Kierkegaard’s deontological, or duty based, love is one of resilience and profound honor, transcending time, culture and intolerance. This love is the misty rain that softens the edges, that forgives, that nurtures, that contributes to the waters of the ancient rivers.
However, do not underestimate or misunderstand this love as weak, passive or sedate. Though gentle it may be, it flows with powerful currents and it is incessant in its permeating fluidity. Committed love is not an apathetic love.
“Love drives out fear,” Kierkegaard reminds us. “[Y]et when love is for a moment fearful for itself, fearful of its own salvation, duty is the nutriment of all others love stands in need of; for it says, ‘Fear not, you shall conquer,’ speaking not futuristically, for that only suggests hope, but imperatively, and in this lies an assurance which nothing can shake.”
The duty with which we fill our committed love changes the way in which we hear the impending rain. As Kierkegaard says, the “married man, being a true conqueror, has not killed time but has saved it and preserved it in eternity ... He solves the great riddle of living in eternity and yet hearing the hall clock strike, and hearing it in such a way that the stroke of the hour does not shorten but prolong his eternity ....”
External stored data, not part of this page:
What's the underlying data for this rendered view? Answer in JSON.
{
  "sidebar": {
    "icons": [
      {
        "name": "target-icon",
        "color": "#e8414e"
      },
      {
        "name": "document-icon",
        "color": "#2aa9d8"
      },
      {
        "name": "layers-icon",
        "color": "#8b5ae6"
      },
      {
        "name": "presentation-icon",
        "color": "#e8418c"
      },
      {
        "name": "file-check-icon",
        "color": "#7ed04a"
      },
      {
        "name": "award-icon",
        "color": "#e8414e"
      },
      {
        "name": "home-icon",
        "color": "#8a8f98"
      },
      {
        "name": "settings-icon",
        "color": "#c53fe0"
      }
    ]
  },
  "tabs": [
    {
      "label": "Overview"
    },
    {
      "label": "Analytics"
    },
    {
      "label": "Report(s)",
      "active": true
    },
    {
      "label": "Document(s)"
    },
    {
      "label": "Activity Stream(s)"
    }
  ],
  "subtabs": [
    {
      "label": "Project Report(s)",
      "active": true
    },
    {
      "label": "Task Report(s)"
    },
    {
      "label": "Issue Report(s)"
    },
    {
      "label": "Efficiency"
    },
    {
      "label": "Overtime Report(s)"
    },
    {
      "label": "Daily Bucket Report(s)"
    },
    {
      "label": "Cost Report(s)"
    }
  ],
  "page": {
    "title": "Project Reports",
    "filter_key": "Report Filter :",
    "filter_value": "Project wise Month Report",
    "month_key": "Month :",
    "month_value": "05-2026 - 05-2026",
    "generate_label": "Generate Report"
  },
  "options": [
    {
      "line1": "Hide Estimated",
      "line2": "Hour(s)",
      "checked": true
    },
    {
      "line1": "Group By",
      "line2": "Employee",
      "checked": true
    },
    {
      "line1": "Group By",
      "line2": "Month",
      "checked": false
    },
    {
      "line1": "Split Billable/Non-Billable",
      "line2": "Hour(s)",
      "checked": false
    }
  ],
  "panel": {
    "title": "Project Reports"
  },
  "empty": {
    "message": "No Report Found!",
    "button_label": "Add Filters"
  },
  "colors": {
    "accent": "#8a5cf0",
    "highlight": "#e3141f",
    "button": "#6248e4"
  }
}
Instead of fearing the passing of time, worrying that the rains that brought the epic flood of love will dry up or become restless, the person who understands love filled with duty hears the cadence of the rain, the passage of time, and is comforted by its consistency. Those who live with the nutriment of duty know that storms will come, waters will rage, droughts will ravage, dew will form. But amidst it all, love will prevail.
Drop by persevering drop, a love of this type will conquer.